I'm not asking for super-realistic ai, just believeable and basic ai that plays like the real game. I don't get how one hockey game can get something right and the other can't. 2k9 has believable goalies, yet 09's are robots. 09 thinks realistic defense is backpedaling into the zone and setting up like you're defending on a powerplay. In contrast, 2k9 thinks that defense is about checking the crap out of anything that moves. I just don't understand how a game like 2k3 can get pretty dang close to believable hockey ai and 6 years later, we're getting what we see now in 2k9 and 09. It just boggles my mind.
Here's another case in point. I played Winning Eleven on the old Xbox console and that game played dang realistic soccer, and we're talking about 22 players on the field at once. The game had only one slider that I recall, and that was the difficulty. You could also adjust the length of the halves in real time, but other than that, there weren't any sliders to speak of. It didn't need any! The game had realistic physics and was fun. I don't understand why playing video game hockey with real physics and realistic gameplay wouldn't be fun? I mean, if you don't enjoy real hockey, why would you play it in video game form? I don't enjoy basketball or baseball, therefore I don't play it on my console.

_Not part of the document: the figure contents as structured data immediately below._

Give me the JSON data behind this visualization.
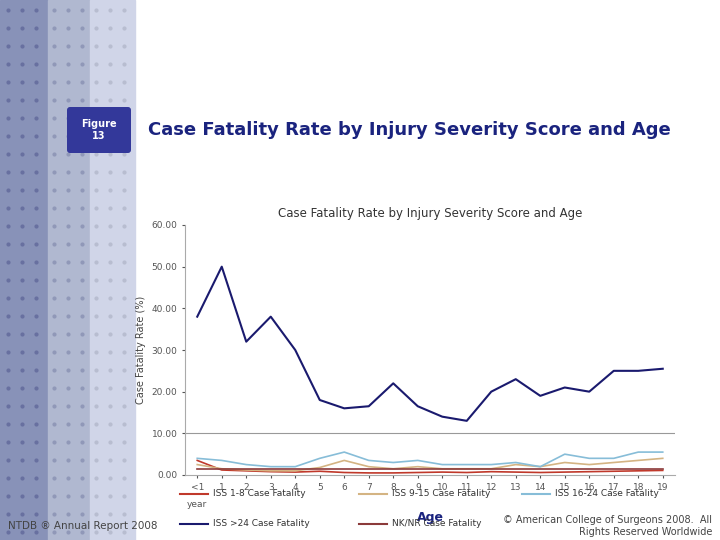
{
  "figure_label": "Figure\n13",
  "header_title": "Case Fatality Rate by Injury Severity Score and Age",
  "xlabel": "Age",
  "ylabel": "Case Fatality Rate (%)",
  "chart_title": "Case Fatality Rate by Injury Severity Score and Age",
  "age_labels": [
    "<1",
    "1",
    "2",
    "3",
    "4",
    "5",
    "6",
    "7",
    "8",
    "9",
    "10",
    "11",
    "12",
    "13",
    "14",
    "15",
    "16",
    "17",
    "18",
    "19"
  ],
  "age_sublabel": "year",
  "ylim": [
    0,
    60
  ],
  "yticks": [
    0.0,
    10.0,
    20.0,
    30.0,
    40.0,
    50.0,
    60.0
  ],
  "iss_1_8": [
    3.5,
    1.2,
    1.0,
    0.8,
    0.7,
    0.9,
    0.6,
    0.5,
    0.5,
    0.6,
    0.7,
    0.6,
    0.8,
    0.7,
    0.6,
    0.7,
    0.8,
    0.9,
    1.0,
    1.1
  ],
  "iss_9_15": [
    2.5,
    1.5,
    1.2,
    1.0,
    1.0,
    1.8,
    3.5,
    2.0,
    1.5,
    2.0,
    1.5,
    1.5,
    1.5,
    2.5,
    2.0,
    3.0,
    2.5,
    3.0,
    3.5,
    4.0
  ],
  "iss_16_24": [
    4.0,
    3.5,
    2.5,
    2.0,
    2.0,
    4.0,
    5.5,
    3.5,
    3.0,
    3.5,
    2.5,
    2.5,
    2.5,
    3.0,
    2.0,
    5.0,
    4.0,
    4.0,
    5.5,
    5.5
  ],
  "iss_gt24": [
    38.0,
    50.0,
    32.0,
    38.0,
    30.0,
    18.0,
    16.0,
    16.5,
    22.0,
    16.5,
    14.0,
    13.0,
    20.0,
    23.0,
    19.0,
    21.0,
    20.0,
    25.0,
    25.0,
    25.5
  ],
  "nk_nr": [
    1.5,
    1.5,
    1.5,
    1.5,
    1.5,
    1.5,
    1.5,
    1.5,
    1.5,
    1.5,
    1.5,
    1.5,
    1.5,
    1.5,
    1.5,
    1.5,
    1.5,
    1.5,
    1.5,
    1.5
  ],
  "color_iss_1_8": "#c0392b",
  "color_iss_9_15": "#d4b483",
  "color_iss_16_24": "#87bdd8",
  "color_iss_gt24": "#1a1a6e",
  "color_nk_nr": "#8b3a3a",
  "bg_color": "#ffffff",
  "left_col1": "#8892b8",
  "left_col2": "#b0b8d0",
  "left_col3": "#d0d5e8",
  "dot_color": "#9098b8",
  "fig_label_bg": "#33389a",
  "fig_label_color": "#ffffff",
  "header_color": "#1a237e",
  "footer_left": "NTDB ® Annual Report 2008",
  "footer_right": "© American College of Surgeons 2008.  All\nRights Reserved Worldwide",
  "hline_color": "#999999",
  "legend_row1": [
    [
      "#c0392b",
      "ISS 1-8 Case Fatality"
    ],
    [
      "#d4b483",
      "ISS 9-15 Case Fatality"
    ],
    [
      "#87bdd8",
      "ISS 16-24 Case Fatality"
    ]
  ],
  "legend_row2": [
    [
      "#1a1a6e",
      "ISS >24 Case Fatality"
    ],
    [
      "#8b3a3a",
      "NK/NR Case Fatality"
    ]
  ]
}
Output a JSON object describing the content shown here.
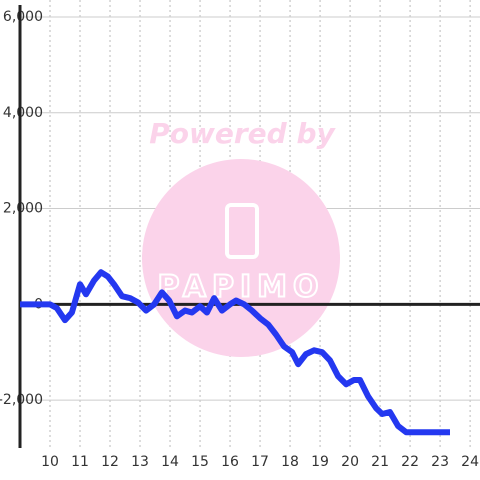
{
  "chart_data": {
    "type": "line",
    "watermark": "Powered by",
    "watermark_logo": "PAPIMO",
    "x": [
      9.0,
      10.0,
      10.23,
      10.5,
      10.73,
      11.0,
      11.2,
      11.47,
      11.7,
      11.93,
      12.13,
      12.4,
      12.67,
      12.93,
      13.2,
      13.47,
      13.73,
      13.97,
      14.23,
      14.5,
      14.73,
      15.0,
      15.23,
      15.47,
      15.73,
      16.0,
      16.2,
      16.47,
      16.73,
      17.0,
      17.27,
      17.53,
      17.8,
      18.07,
      18.27,
      18.53,
      18.8,
      19.07,
      19.33,
      19.6,
      19.87,
      20.13,
      20.33,
      20.6,
      20.87,
      21.07,
      21.33,
      21.6,
      21.87,
      23.33
    ],
    "series": [
      {
        "color": "#2438f0",
        "values": [
          0,
          0,
          -80,
          -330,
          -170,
          420,
          210,
          500,
          670,
          580,
          420,
          170,
          130,
          40,
          -130,
          0,
          250,
          80,
          -250,
          -130,
          -170,
          -40,
          -170,
          130,
          -130,
          0,
          80,
          0,
          -130,
          -290,
          -420,
          -630,
          -880,
          -1000,
          -1250,
          -1040,
          -960,
          -1000,
          -1170,
          -1500,
          -1670,
          -1580,
          -1580,
          -1920,
          -2170,
          -2290,
          -2250,
          -2540,
          -2670,
          -2670
        ]
      }
    ],
    "xlim": [
      9,
      24.33
    ],
    "xticks": [
      10,
      11,
      12,
      13,
      14,
      15,
      16,
      17,
      18,
      19,
      20,
      21,
      22,
      23,
      24
    ],
    "ylim": [
      -3000,
      6000
    ],
    "yticks": [
      {
        "value": -2000,
        "label": "-2,000"
      },
      0,
      {
        "value": 2000,
        "label": "2,000"
      },
      {
        "value": 4000,
        "label": "4,000"
      },
      {
        "value": 6000,
        "label": "6,000"
      }
    ],
    "grid": true
  }
}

You know, I wouldn't mind the sliders so much if the game was based upon realism and started there at default settings. However, it's not and with the lack of information about what the sliders actually do, slider adjustment becomes a maddening game in and of itself. It's pure laziness on the part of the programmers, plain and simple. I don't buy the "customization" argument one bit. If they really want the customer to be able to tweak the game to their liking, offer some information about what these sliders and game adjustments really do. Otherwise, as far as I'm concerned, it's all for show and just put in the game as a "feature".